Figure 3.8 Storing and accessing the data values in Amazon S3.
The only available object-based storage service is S3 that can block public access to all the objects stored in the bucket. It can also perform the account level restriction with S3 Block Public Access mechanism. In order to ensure that different objects will never have public access, presently or in the future, S3 Block Public Access provides various controls across in different level like the entire AWS Account or at the individual bucket stage. Objects and buckets are given public access either by access control lists (ACLs), or policies framed for the bucket, or sometimes by using both. For ensuring blocking of public access to all the S3 buckets and objects, it is required that at account level we should switch on block all public access. These settings are utilized will all the account for all the buckets used in present or in future. Although restricting the public access is suggested by AWS by turning on the block option but while doing so it must be ensured that all applications can run properly without having public access. We can configure the settings as per the requirement at individual level below to fit our unique storage use cases for some degree of public access for the objects and buckets.
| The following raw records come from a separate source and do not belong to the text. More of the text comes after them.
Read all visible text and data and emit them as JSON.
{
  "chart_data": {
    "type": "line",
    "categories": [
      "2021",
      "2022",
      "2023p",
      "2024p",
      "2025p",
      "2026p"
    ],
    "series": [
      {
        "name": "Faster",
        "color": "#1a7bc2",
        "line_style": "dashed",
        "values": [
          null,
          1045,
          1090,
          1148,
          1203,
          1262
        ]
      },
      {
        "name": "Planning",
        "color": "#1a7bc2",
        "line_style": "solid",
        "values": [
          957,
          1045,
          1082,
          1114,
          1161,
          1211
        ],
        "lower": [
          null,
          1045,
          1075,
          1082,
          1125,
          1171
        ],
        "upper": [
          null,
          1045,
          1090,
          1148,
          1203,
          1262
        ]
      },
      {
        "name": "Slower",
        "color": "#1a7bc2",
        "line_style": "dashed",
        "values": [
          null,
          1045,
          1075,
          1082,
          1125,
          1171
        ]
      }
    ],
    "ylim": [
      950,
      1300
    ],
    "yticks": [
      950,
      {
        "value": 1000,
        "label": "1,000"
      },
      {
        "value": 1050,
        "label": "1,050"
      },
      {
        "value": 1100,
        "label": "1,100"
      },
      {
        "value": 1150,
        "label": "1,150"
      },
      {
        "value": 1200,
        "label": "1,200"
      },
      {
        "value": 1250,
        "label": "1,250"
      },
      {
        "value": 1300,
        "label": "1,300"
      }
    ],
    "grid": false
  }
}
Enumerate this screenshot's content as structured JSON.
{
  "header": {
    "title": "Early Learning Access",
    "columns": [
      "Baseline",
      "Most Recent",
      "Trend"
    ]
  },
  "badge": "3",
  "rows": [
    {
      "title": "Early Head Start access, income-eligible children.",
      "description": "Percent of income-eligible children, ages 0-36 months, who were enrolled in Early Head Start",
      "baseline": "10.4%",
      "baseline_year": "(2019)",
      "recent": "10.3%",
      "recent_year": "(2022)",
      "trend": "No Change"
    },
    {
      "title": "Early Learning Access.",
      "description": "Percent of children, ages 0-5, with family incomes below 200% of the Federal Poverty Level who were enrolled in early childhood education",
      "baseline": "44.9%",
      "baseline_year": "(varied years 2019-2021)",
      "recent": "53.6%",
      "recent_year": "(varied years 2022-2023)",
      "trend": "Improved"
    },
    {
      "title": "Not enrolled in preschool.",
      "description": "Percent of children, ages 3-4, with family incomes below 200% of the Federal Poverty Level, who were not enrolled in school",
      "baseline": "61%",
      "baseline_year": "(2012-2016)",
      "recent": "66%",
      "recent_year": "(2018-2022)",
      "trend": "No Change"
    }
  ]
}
Public access permission of S3 can be redefined by Block Public Access defined by S3. By doing so, it becomes easier for the administrator for setting up a centralized control system which can prevent any changes in the configuration of the security mechanism, no matter in which way the insertion of an object or bucket is formed. While writing an object to an S3 bucket or AWS Account having S3 Public Access Block, and if some form of public permission is designated by any object through ACL or by means of any Policy, then blocking of those public permissions will still remain. Figure 3.8 gives the idea about how to store/access the data in AWS S3.